The U.S. Trademark Office is fighting racism…by discriminating based on race!
In 2006, Oregon native and musician Simon Tam started a dance rock band called “The Slants.” After the popularity of the band grew, a lawyer advised Tam to trademark the name. No problem, right? Wrong!
The U.S. Patents and Trademarks Office denied the application. The reason? They found that the name would likely be disparaging towards “persons of Asian descent.” Huh?! Um, hello, Tam is “of Asian descent.” (His words, not ours.)
In this YouTube interview conducted by reason.com, Tam explains the origin of the band name and his reasoning behind it. His inspiration stemmed from a slow motion mob scene in the movie “Kill Bill.” It then quickly evolved into a poetic metaphor about music and artistic expression.
Apparently, the PTO did a very thorough investigation into the term “slants” before making their decision. And by thorough, I mean they referenced the Urban Dictionary and Googled an offensive photo of Miley Cyrus. Really guys?! A fifth grader with a Wi-Fi password could do better than that!
The real kicker is what ties their whole argument together. They claimed that the name is disparaging specifically because the band members are Asian American.

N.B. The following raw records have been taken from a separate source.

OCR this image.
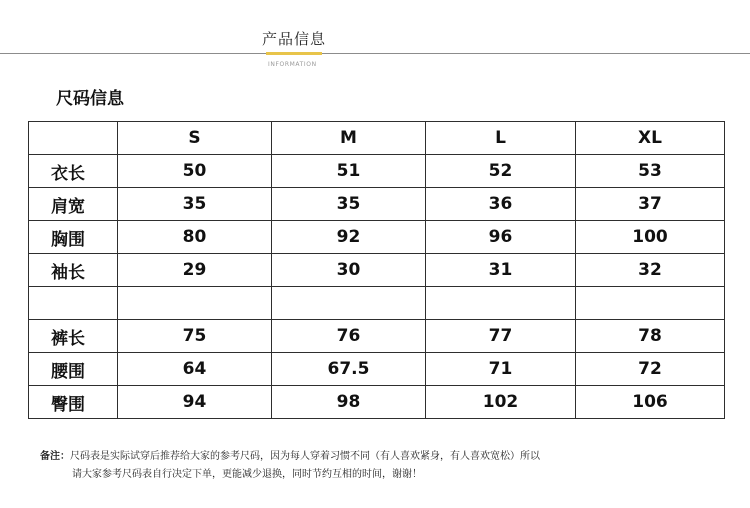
产品信息
INFORMATION
尺码信息
	S	M	L	XL
衣长	50	51	52	53
肩宽	35	35	36	37
胸围	80	92	96	100
袖长	29	30	31	32

裤长	75	76	77	78
腰围	64	67.5	71	72
臀围	94	98	102	106
备注：尺码表是实际试穿后推荐给大家的参考尺码，因为每人穿着习惯不同（有人喜欢紧身，有人喜欢宽松）所以
请大家参考尺码表自行决定下单，更能减少退换，同时节约互相的时间，谢谢！
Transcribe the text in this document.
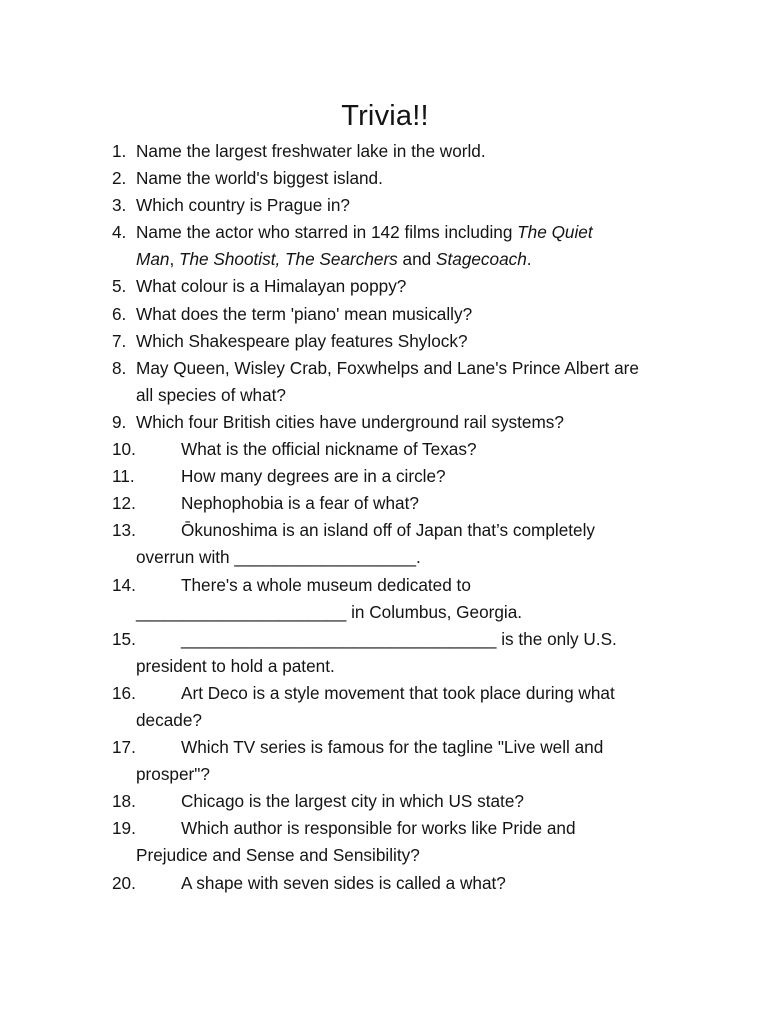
Trivia!!
1. Name the largest freshwater lake in the world.
2. Name the world's biggest island.
3. Which country is Prague in?
4. Name the actor who starred in 142 films including The Quiet
Man, The Shootist, The Searchers and Stagecoach.
5. What colour is a Himalayan poppy?
6. What does the term 'piano' mean musically?
7. Which Shakespeare play features Shylock?
8. May Queen, Wisley Crab, Foxwhelps and Lane's Prince Albert are
all species of what?
9. Which four British cities have underground rail systems?
10.	What is the official nickname of Texas?
11.	How many degrees are in a circle?
12.	Nephophobia is a fear of what?
13.	Ōkunoshima is an island off of Japan that’s completely
overrun with ___________________.
14.	There's a whole museum dedicated to
______________________ in Columbus, Georgia.
15.	_________________________________ is the only U.S.
president to hold a patent.
16.	Art Deco is a style movement that took place during what
decade?
17.	Which TV series is famous for the tagline "Live well and
prosper"?
18.	Chicago is the largest city in which US state?
19.	Which author is responsible for works like Pride and
Prejudice and Sense and Sensibility?
20.	A shape with seven sides is called a what?
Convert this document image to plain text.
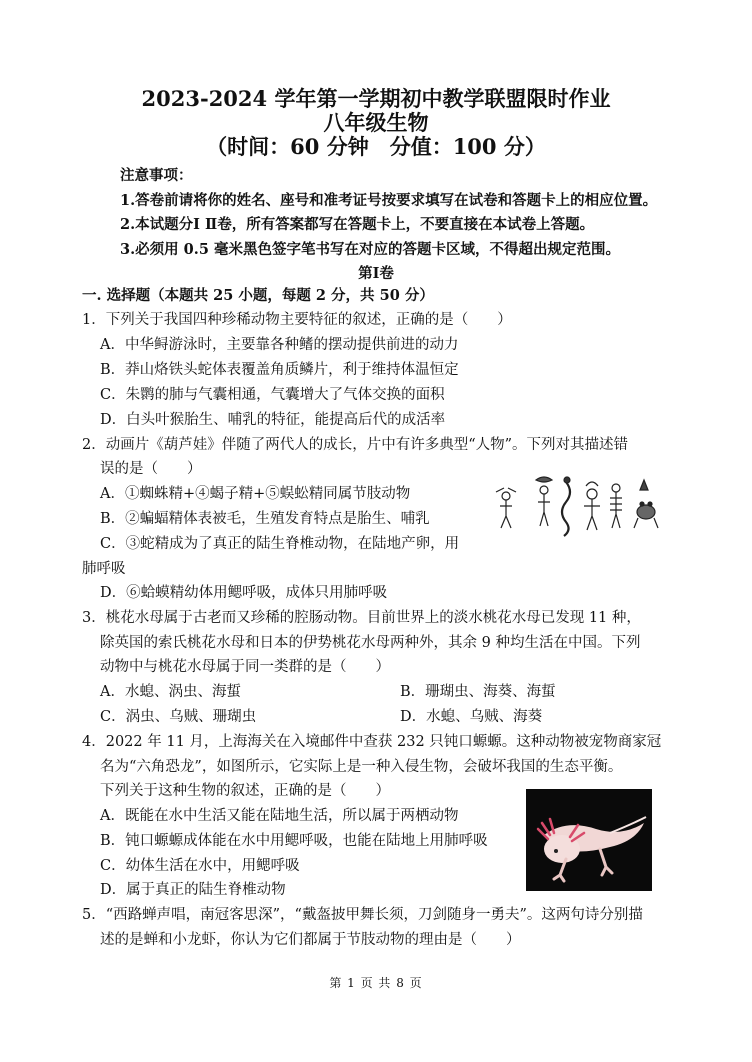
2023-2024 学年第一学期初中教学联盟限时作业
八年级生物
（时间：60 分钟　分值：100 分）
注意事项：
1.答卷前请将你的姓名、座号和准考证号按要求填写在试卷和答题卡上的相应位置。
2.本试题分Ⅰ Ⅱ卷，所有答案都写在答题卡上，不要直接在本试卷上答题。
3.必须用 0.5 毫米黑色签字笔书写在对应的答题卡区域，不得超出规定范围。
第Ⅰ卷
一. 选择题（本题共 25 小题，每题 2 分，共 50 分）
1．下列关于我国四种珍稀动物主要特征的叙述，正确的是（　　）
A．中华鲟游泳时，主要靠各种鳍的摆动提供前进的动力
B．莽山烙铁头蛇体表覆盖角质鳞片，利于维持体温恒定
C．朱鹮的肺与气囊相通，气囊增大了气体交换的面积
D．白头叶猴胎生、哺乳的特征，能提高后代的成活率
2．动画片《葫芦娃》伴随了两代人的成长，片中有许多典型“人物”。下列对其描述错
误的是（　　）
A．①蜘蛛精+④蝎子精+⑤蜈蚣精同属节肢动物
B．②蝙蝠精体表被毛，生殖发育特点是胎生、哺乳
C．③蛇精成为了真正的陆生脊椎动物，在陆地产卵，用
肺呼吸
D．⑥蛤蟆精幼体用鳃呼吸，成体只用肺呼吸
3．桃花水母属于古老而又珍稀的腔肠动物。目前世界上的淡水桃花水母已发现 11 种，
除英国的索氏桃花水母和日本的伊势桃花水母两种外，其余 9 种均生活在中国。下列
动物中与桃花水母属于同一类群的是（　　）
A．水螅、涡虫、海蜇	B．珊瑚虫、海葵、海蜇
C．涡虫、乌贼、珊瑚虫	D．水螅、乌贼、海葵
4．2022 年 11 月，上海海关在入境邮件中查获 232 只钝口螈螈。这种动物被宠物商家冠
名为“六角恐龙”，如图所示，它实际上是一种入侵生物，会破坏我国的生态平衡。
下列关于这种生物的叙述，正确的是（　　）
A．既能在水中生活又能在陆地生活，所以属于两栖动物
B．钝口螈螈成体能在水中用鳃呼吸，也能在陆地上用肺呼吸
C．幼体生活在水中，用鳃呼吸
D．属于真正的陆生脊椎动物
5．“西路蝉声唱，南冠客思深”，“戴盔披甲舞长须，刀剑随身一勇夫”。这两句诗分别描
述的是蝉和小龙虾，你认为它们都属于节肢动物的理由是（　　）
第 1 页 共 8 页
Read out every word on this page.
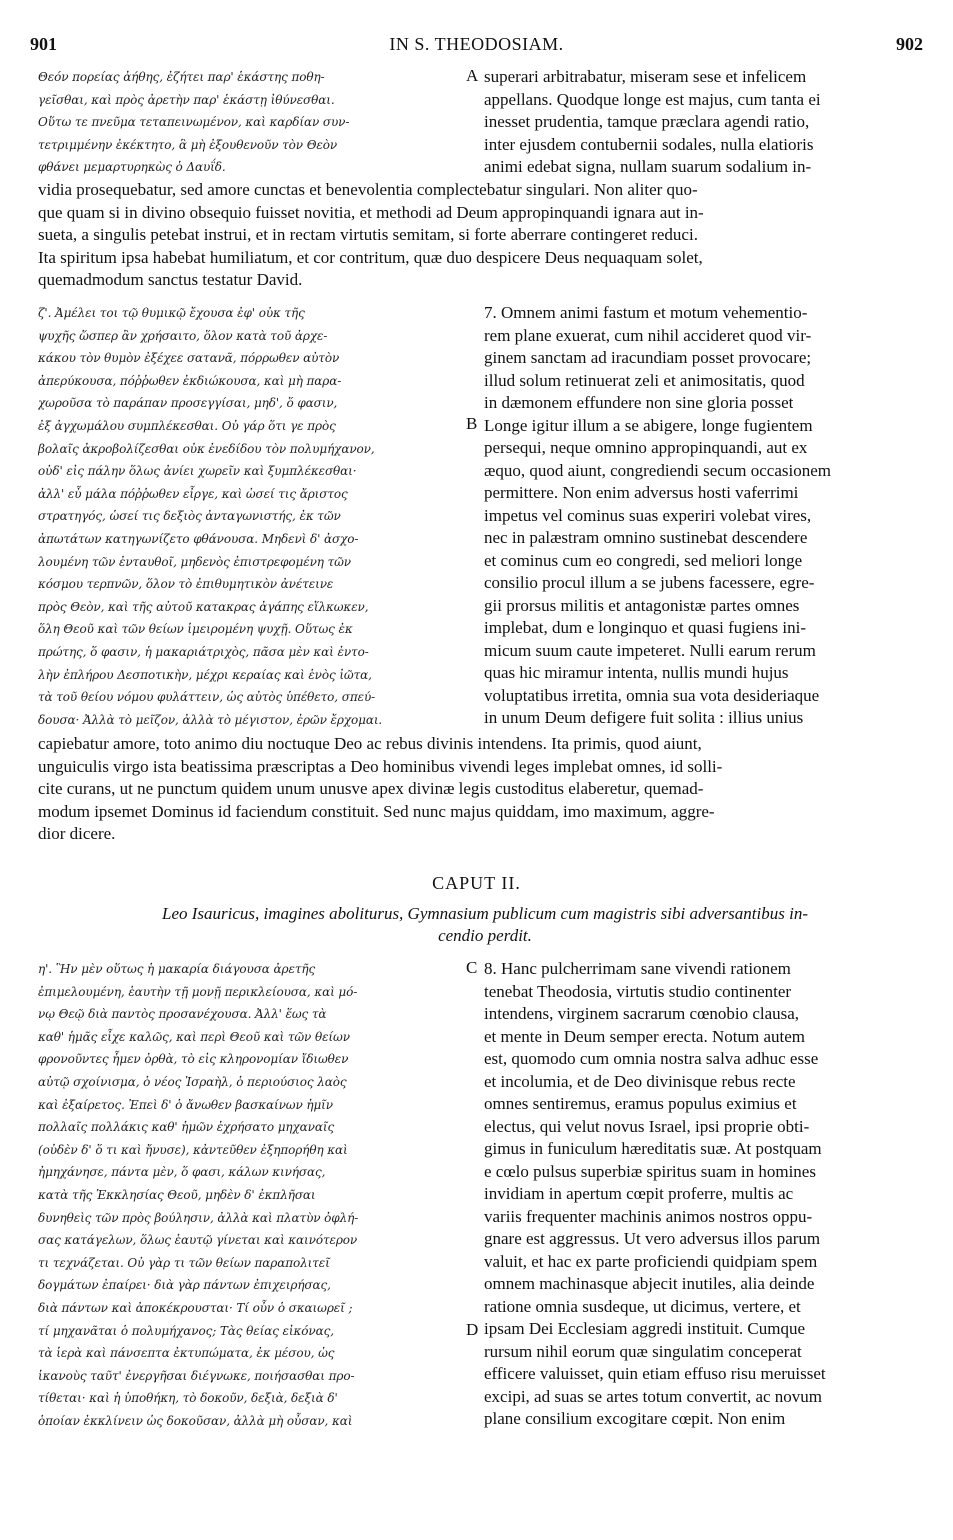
901	IN S. THEODOSIAM.	902
Θεόν πορείας ἀήθης, ἐζήτει παρ' ἑκάστης ποθη-
γεῖσθαι, καὶ πρὸς ἀρετὴν παρ' ἑκάστῃ ἰθύνεσθαι.
Οὕτω τε πνεῦμα τεταπεινωμένον, καὶ καρδίαν συν-
τετριμμένην ἐκέκτητο, ἃ μὴ ἐξουθενοῦν τὸν Θεὸν
φθάνει μεμαρτυρηκὼς ὁ Δαυΐδ.
A superari arbitrabatur, miseram sese et infelicem
appellans. Quodque longe est majus, cum tanta ei
inesset prudentia, tamque præclara agendi ratio,
inter ejusdem contubernii sodales, nulla elatioris
animi edebat signa, nullam suarum sodalium in-
vidia prosequebatur, sed amore cunctas et benevolentia complectebatur singulari. Non aliter quo-
que quam si in divino obsequio fuisset novitia, et methodi ad Deum appropinquandi ignara aut in-
sueta, a singulis petebat instrui, et in rectam virtutis semitam, si forte aberrare contingeret reduci.
Ita spiritum ipsa habebat humiliatum, et cor contritum, quæ duo despicere Deus nequaquam solet,
quemadmodum sanctus testatur David.
ζ'. Ἀμέλει τοι τῷ θυμικῷ ἔχουσα ἐφ' οὐκ τῆς
ψυχῆς ὥσπερ ἂν χρήσαιτο, ὅλον κατὰ τοῦ ἀρχε-
κάκου τὸν θυμὸν ἐξέχεε σατανᾶ, πόρρωθεν αὐτὸν
ἀπερύκουσα, πόῤῥωθεν ἐκδιώκουσα, καὶ μὴ παρα-
χωροῦσα τὸ παράπαν προσεγγίσαι, μηδ', ὅ φασιν,
ἐξ ἀγχωμάλου συμπλέκεσθαι. Οὐ γάρ ὅτι γε πρὸς
βολαῖς ἀκροβολίζεσθαι οὐκ ἐνεδίδου τὸν πολυμήχανον,
οὐδ' εἰς πάλην ὅλως ἀνίει χωρεῖν καὶ ξυμπλέκεσθαι·
ἀλλ' εὖ μάλα πόῤῥωθεν εἶργε, καὶ ὡσεί τις ἄριστος
στρατηγός, ὡσεί τις δεξιὸς ἀνταγωνιστής, ἐκ τῶν
ἀπωτάτων κατηγωνίζετο φθάνουσα. Μηδενὶ δ' ἀσχο-
λουμένη τῶν ἐνταυθοῖ, μηδενὸς ἐπιστρεφομένη τῶν
κόσμου τερπνῶν, ὅλον τὸ ἐπιθυμητικὸν ἀνέτεινε
πρὸς Θεὸν, καὶ τῆς αὐτοῦ κατακρας ἀγάπης εἵλκωκεν,
ὅλη Θεοῦ καὶ τῶν θείων ἱμειρομένη ψυχῇ. Οὕτως ἐκ
πρώτης, ὅ φασιν, ἡ μακαριάτριχὸς, πᾶσα μὲν καὶ ἐντο-
λὴν ἐπλήρου Δεσποτικὴν, μέχρι κεραίας καὶ ἑνὸς ἰῶτα,
τὰ τοῦ θείου νόμου φυλάττειν, ὡς αὐτὸς ὑπέθετο, σπεύ-
δουσα· Ἀλλὰ τὸ μεῖζον, ἀλλὰ τὸ μέγιστον, ἐρῶν ἔρχομαι.
B
7. Omnem animi fastum et motum vehementio-
rem plane exuerat, cum nihil accideret quod vir-
ginem sanctam ad iracundiam posset provocare;
illud solum retinuerat zeli et animositatis, quod
in dæmonem effundere non sine gloria posset
Longe igitur illum a se abigere, longe fugientem
persequi, neque omnino appropinquandi, aut ex
æquo, quod aiunt, congrediendi secum occasionem
permittere. Non enim adversus hosti vaferrimi
impetus vel cominus suas experiri volebat vires,
nec in palæstram omnino sustinebat descendere
et cominus cum eo congredi, sed meliori longe
consilio procul illum a se jubens facessere, egre-
gii prorsus militis et antagonistæ partes omnes
implebat, dum e longinquo et quasi fugiens ini-
micum suum caute impeteret. Nulli earum rerum
quas hic miramur intenta, nullis mundi hujus
voluptatibus irretita, omnia sua vota desideriaque
in unum Deum defigere fuit solita : illius unius
capiebatur amore, toto animo diu noctuque Deo ac rebus divinis intendens. Ita primis, quod aiunt,
unguiculis virgo ista beatissima præscriptas a Deo hominibus vivendi leges implebat omnes, id solli-
cite curans, ut ne punctum quidem unum unusve apex divinæ legis custoditus elaberetur, quemad-
modum ipsemet Dominus id faciendum constituit. Sed nunc majus quiddam, imo maximum, aggre-
dior dicere.
CAPUT II.
Leo Isauricus, imagines aboliturus, Gymnasium publicum cum magistris sibi adversantibus in-
cendio perdit.
η'. Ἣν μὲν οὕτως ἡ μακαρία διάγουσα ἀρετῆς
ἐπιμελουμένη, ἑαυτὴν τῇ μονῇ περικλείουσα, καὶ μό-
νῳ Θεῷ διὰ παντὸς προσανέχουσα. Ἀλλ' ἕως τὰ
καθ' ἡμᾶς εἶχε καλῶς, καὶ περὶ Θεοῦ καὶ τῶν θείων
φρονοῦντες ἦμεν ὀρθὰ, τὸ εἰς κληρονομίαν ἴδιωθεν
αὐτῷ σχοίνισμα, ὁ νέος Ἰσραὴλ, ὁ περιούσιος λαὸς
καὶ ἐξαίρετος. Ἐπεὶ δ' ὁ ἄνωθεν βασκαίνων ἡμῖν
πολλαῖς πολλάκις καθ' ἡμῶν ἐχρήσατο μηχαναῖς
(οὐδὲν δ' ὅ τι καὶ ἤνυσε), κἀντεῦθεν ἐξηπορήθη καὶ
ἠμηχάνησε, πάντα μὲν, ὅ φασι, κάλων κινήσας,
κατὰ τῆς Ἐκκλησίας Θεοῦ, μηδὲν δ' ἐκπλῆσαι
δυνηθεὶς τῶν πρὸς βούλησιν, ἀλλὰ καὶ πλατὺν ὀφλή-
σας κατάγελων, ὅλως ἑαυτῷ γίνεται καὶ καινότερον
τι τεχνάζεται. Οὐ γὰρ τι τῶν θείων παραπολιτεῖ
δογμάτων ἐπαίρει· διὰ γὰρ πάντων ἐπιχειρήσας,
διὰ πάντων καὶ ἀποκέκρουσται· Τί οὖν ὁ σκαιωρεῖ ;
τί μηχανᾶται ὁ πολυμήχανος; Τὰς θείας εἰκόνας,
τὰ ἱερὰ καὶ πάνσεπτα ἐκτυπώματα, ἐκ μέσου, ὡς
ἱκανοὺς ταῦτ' ἐνεργῆσαι διέγνωκε, ποιήσασθαι προ-
τίθεται· καὶ ἡ ὑποθήκη, τὸ δοκοῦν, δεξιὰ, δεξιὰ δ'
ὁποίαν ἐκκλίνειν ὡς δοκοῦσαν, ἀλλὰ μὴ οὖσαν, καὶ
C
D
8. Hanc pulcherrimam sane vivendi rationem
tenebat Theodosia, virtutis studio continenter
intendens, virginem sacrarum cœnobio clausa,
et mente in Deum semper erecta. Notum autem
est, quomodo cum omnia nostra salva adhuc esse
et incolumia, et de Deo divinisque rebus recte
omnes sentiremus, eramus populus eximius et
electus, qui velut novus Israel, ipsi proprie obti-
gimus in funiculum hæreditatis suæ. At postquam
e cœlo pulsus superbiæ spiritus suam in homines
invidiam in apertum cœpit proferre, multis ac
variis frequenter machinis animos nostros oppu-
gnare est aggressus. Ut vero adversus illos parum
valuit, et hac ex parte proficiendi quidpiam spem
omnem machinasque abjecit inutiles, alia deinde
ratione omnia susdeque, ut dicimus, vertere, et
ipsam Dei Ecclesiam aggredi instituit. Cumque
rursum nihil eorum quæ singulatim conceperat
efficere valuisset, quin etiam effuso risu meruisset
excipi, ad suas se artes totum convertit, ac novum
plane consilium excogitare cœpit. Non enim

Yep, they are literally fighting racism by denying rights based on race. Ok, then who did Uncle Kracker have to pay off to get the Lanham Act blind eye?!
This all came to a head on January 18, 2017, before the U.S. Supreme Court. You can read the entire oral transcript here. Regardless of the outcome, “The Slants” can’t deny that a trademark alone could never produce this kind of publicity.